The authors have used very powerful analytic tools to detect remote similarities. However, when you perform a BLAST search with ribosomal proteins, RNA polymerase subunits or DNA replication proteins such as MCM, you don't have to use such sophisticated searches. These proteins exhibit extensive sequence similarities between these two domains. The situation is strikingly different with CDC45 and GAN. Similar BLAST searches with archaeal GAN proteins fail to retrieve significant similarities with eukaryotic Cdc45 proteins. In contrast, you recover indeed more similarities with bacterial RecJ. This is in striking contrast with the situation observed with all other proteins that are truly orthologs between Archaea and Bacteria. IN ALL CASES, the archaeal protein is much more similar to its eukaryotic homologues than to its bacterial homologues.
Authors' response: BLAST generally is not a reliable indicator of phylogenetic relationships especially for diverged proteins. Clearly, evolution of the RecJ family involved multiple accelerations of evolution. To characterize the evolutionary relationships between proteins and protein families, phylogenetic analysis and not direct sequences comparison is the approach of choice.
The phylogenetic analysis performed by the authors is more a clustering than a phylogenetic analysis since the various groups analyzed are all very divergent (including archaeal "RecJ" from bacterial RecJ). For me, it is difficult to understand why these proteins should have diverged much more than other DNA replication proteins, including MCM, Cdc6 or Topo IB between Archaea and Bacteria if they are true orthologs. It is also difficult to understand why they have instead conserved some similarities with their more remote bacterial ancestor! This does not make real sense.
Authors' response: As indicated repeatedly, RecJ-like proteins are a complex family with convoluted evolutionary history, and there are pitfalls in phylogenetic analysis of such families. Nevertheless, as pointed out in the text, the tree presented here is consistent with all previously established relationships between DHH protein families. Moreover, the diverged arCOGs from Desulfurococcales and Halobactreia cluster with arCOG00427_II which is compatible with the localization of all these genes in the conserved neighborhood with S15, S3 and Pcc1. Thus, despite the divergence of these sequences, it appears likely that the tree in general accurately reflects the relationships between these families. Furthermore, grouping of CDC45 with archaeal RecJ homologs is also consistent with the presence of GINS proteins which interact with CDC45 in eukaryotes and with RecJ homologs in archaea (but not in bacteria that do not encode any GINS proteins as far as we are aware)

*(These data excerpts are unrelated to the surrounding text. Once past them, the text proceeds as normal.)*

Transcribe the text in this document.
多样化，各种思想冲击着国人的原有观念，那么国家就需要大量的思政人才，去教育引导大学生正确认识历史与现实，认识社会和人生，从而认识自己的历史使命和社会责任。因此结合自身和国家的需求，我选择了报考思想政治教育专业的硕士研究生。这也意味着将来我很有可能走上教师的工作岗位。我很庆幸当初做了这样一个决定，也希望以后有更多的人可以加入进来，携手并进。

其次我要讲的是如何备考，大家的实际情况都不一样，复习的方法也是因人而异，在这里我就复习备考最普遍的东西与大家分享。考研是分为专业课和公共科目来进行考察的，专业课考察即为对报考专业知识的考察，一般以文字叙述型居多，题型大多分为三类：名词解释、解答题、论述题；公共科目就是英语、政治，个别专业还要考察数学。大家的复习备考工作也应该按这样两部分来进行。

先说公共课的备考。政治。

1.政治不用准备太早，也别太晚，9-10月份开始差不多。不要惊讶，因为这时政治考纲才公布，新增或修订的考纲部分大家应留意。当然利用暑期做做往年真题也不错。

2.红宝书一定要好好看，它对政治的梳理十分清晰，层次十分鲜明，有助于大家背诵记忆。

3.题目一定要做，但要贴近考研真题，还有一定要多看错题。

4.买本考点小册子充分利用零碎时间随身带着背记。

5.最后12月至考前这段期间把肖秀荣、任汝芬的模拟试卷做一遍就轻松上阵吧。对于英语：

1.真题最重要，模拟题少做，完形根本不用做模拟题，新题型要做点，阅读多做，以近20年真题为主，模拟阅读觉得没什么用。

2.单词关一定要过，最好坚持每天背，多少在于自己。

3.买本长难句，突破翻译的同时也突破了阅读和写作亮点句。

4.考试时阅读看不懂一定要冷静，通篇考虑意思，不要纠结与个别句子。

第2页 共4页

In my opinion, it is more reasonable to think that many variants of a large superfamily, including Cdc45, RecJ, Gan and others, emerged and diverged in the virosphere very early on, i.e. before the divergence of the three domains, and were recruited later on independently to improve the efficiency of replication forks (or for various steps in DNA repair) in various domains and lineages.
Authors' response: See the response about viruses above. We are well aware of the importance of the virosphere in cellular evolution as a whole. However, in the case of the RecJ-like protein family, the absence of any link to viruses or mobile elements, location of even the most diverged genes in the same, conserved gene neighborhoods and interaction with GINS proteins (that are as well highly diverged and so far not found in any viral genomes), the virosphere does not seem to be directly involved here.
With this interpretation in mind, I would suggest to be more cautious before concluding that, in all cases, the proteins analyzed in this study are members of a GINS/MCM/"GAN" complex functionally analogous to the eukaryotic CDC45, MCM, GINS complex. This is possible, but to be sure will require much of experimental work.
Author's response: Clearly, the conservation of the complex in all Archaea is a prediction that stems from comparative genomic analysis. However, as far as such predictions go, we believe it is a very strong one.